Changing sector structures and revenue opportunities

At the same time, revenue structures in the sector are also changing, providing greater visibility of company earnings. While traditionally film and television production companies shared the risk and reward of distribution (through a negotiated participation in revenues derived from the exploitation of the content through its various distribution cycles (the “back-end”)), streamers now frequently buy rights outright and pay a premium upfront. This obviates both the risk and the potential upside of a back-end participation, but as a result production houses can predict their cash flows with more certainty, making them more suitable for leveraged buyouts and the burden of debt servicing.

Further, film and television content can transcend the screen, leading to additional revenue opportunities for PE owners. Production houses can cross-pollinate, develop, and scale content across multiple platforms and languages. Moonbug Entertainment has developed television content for Netflix and toys for Mattel, while Westbrook has produced programmes for social media platforms including Snapchat to leverage the Smiths’ global reach.

Talent incentivisation is key

To develop and scale high-quality content while keeping up with demand, film and television production companies rely on key creative executives and nurturing talent relationships.
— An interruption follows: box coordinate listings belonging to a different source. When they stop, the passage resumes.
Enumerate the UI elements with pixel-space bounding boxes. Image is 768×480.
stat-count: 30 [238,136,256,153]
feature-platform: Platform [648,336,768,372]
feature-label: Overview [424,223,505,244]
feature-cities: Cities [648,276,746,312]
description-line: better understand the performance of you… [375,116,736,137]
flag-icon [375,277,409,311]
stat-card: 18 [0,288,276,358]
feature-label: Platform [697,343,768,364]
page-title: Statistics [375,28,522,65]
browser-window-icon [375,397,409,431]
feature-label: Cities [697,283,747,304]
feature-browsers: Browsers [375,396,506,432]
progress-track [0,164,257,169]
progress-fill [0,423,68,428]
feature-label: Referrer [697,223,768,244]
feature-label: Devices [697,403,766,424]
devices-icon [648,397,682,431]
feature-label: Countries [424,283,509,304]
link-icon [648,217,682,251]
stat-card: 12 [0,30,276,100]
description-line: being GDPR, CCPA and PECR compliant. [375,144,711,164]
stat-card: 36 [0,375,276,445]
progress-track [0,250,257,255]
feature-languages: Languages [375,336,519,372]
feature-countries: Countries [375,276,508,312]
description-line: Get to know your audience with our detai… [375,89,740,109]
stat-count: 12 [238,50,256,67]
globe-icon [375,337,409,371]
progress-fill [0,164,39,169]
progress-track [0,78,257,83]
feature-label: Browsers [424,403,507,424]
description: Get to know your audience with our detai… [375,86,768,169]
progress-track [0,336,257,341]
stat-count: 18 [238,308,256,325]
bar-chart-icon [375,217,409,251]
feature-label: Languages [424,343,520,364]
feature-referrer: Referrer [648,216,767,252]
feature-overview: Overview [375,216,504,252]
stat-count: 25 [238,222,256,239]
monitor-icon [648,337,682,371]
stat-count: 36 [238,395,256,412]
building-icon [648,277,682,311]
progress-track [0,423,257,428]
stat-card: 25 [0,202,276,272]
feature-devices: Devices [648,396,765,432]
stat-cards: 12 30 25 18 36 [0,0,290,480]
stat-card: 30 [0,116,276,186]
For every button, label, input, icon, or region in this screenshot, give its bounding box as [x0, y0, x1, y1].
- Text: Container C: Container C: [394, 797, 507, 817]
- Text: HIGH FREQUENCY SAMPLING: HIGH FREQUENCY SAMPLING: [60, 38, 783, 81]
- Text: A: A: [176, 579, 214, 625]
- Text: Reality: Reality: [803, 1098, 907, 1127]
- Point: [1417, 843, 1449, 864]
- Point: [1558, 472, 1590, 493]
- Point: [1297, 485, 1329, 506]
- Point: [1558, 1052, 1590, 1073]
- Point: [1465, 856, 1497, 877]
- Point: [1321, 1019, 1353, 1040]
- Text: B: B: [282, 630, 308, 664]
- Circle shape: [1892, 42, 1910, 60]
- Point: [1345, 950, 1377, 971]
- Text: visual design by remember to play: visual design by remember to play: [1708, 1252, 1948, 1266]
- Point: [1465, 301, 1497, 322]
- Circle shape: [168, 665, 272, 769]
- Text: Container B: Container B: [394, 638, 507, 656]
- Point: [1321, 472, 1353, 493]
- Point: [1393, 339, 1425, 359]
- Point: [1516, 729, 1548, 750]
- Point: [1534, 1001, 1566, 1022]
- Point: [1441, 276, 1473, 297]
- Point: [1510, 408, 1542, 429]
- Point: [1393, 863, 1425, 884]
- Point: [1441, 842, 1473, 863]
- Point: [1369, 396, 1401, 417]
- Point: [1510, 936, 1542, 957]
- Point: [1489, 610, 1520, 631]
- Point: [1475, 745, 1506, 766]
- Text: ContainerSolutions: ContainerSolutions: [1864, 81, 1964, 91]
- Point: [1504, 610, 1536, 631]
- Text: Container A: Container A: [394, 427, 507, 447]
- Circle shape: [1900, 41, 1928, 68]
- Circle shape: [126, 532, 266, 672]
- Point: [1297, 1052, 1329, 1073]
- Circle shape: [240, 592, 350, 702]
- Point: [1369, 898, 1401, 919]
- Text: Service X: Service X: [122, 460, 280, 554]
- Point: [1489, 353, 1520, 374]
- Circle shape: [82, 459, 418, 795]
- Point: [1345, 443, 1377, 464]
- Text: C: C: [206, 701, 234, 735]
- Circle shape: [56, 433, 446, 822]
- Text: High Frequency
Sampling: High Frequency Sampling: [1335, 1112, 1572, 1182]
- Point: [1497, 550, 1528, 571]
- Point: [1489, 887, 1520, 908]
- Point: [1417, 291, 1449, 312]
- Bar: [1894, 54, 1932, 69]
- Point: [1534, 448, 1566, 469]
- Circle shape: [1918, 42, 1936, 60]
This makes strong incentive packages for management teams an important competitive consideration, and PE buyers are well-positioned to differentiate themselves from strategic acquirers in this respect. Recent deals have involved a range of tools to incentivise management including rollover and management equity plans, earn-outs, employment incentives such as bonuses, retained management creative freedom, and carefully crafted employment agreements.

Impact of regulation

As global streaming platforms look to bolster their offerings, we anticipate that European production companies and film/ television infrastructure providers may be particularly attractive targets due to the EU’s Audiovisual Media Services Directive (the Directive). The Directive imposes quotas on streamers to carry 30% of European works in EU countries, and with the top eight streaming platforms in the US poised to spend US$115 billion on content this year, streaming platforms are being forced to buy and commission more European content. While regulatory challenges remain in certain European jurisdictions (where some nations limit foreign investment in media companies, particularly those that hold a broadcasting licence), we anticipate that the Directive will further boost local producers, sound stage and physical stage companies, and visual effects specialists.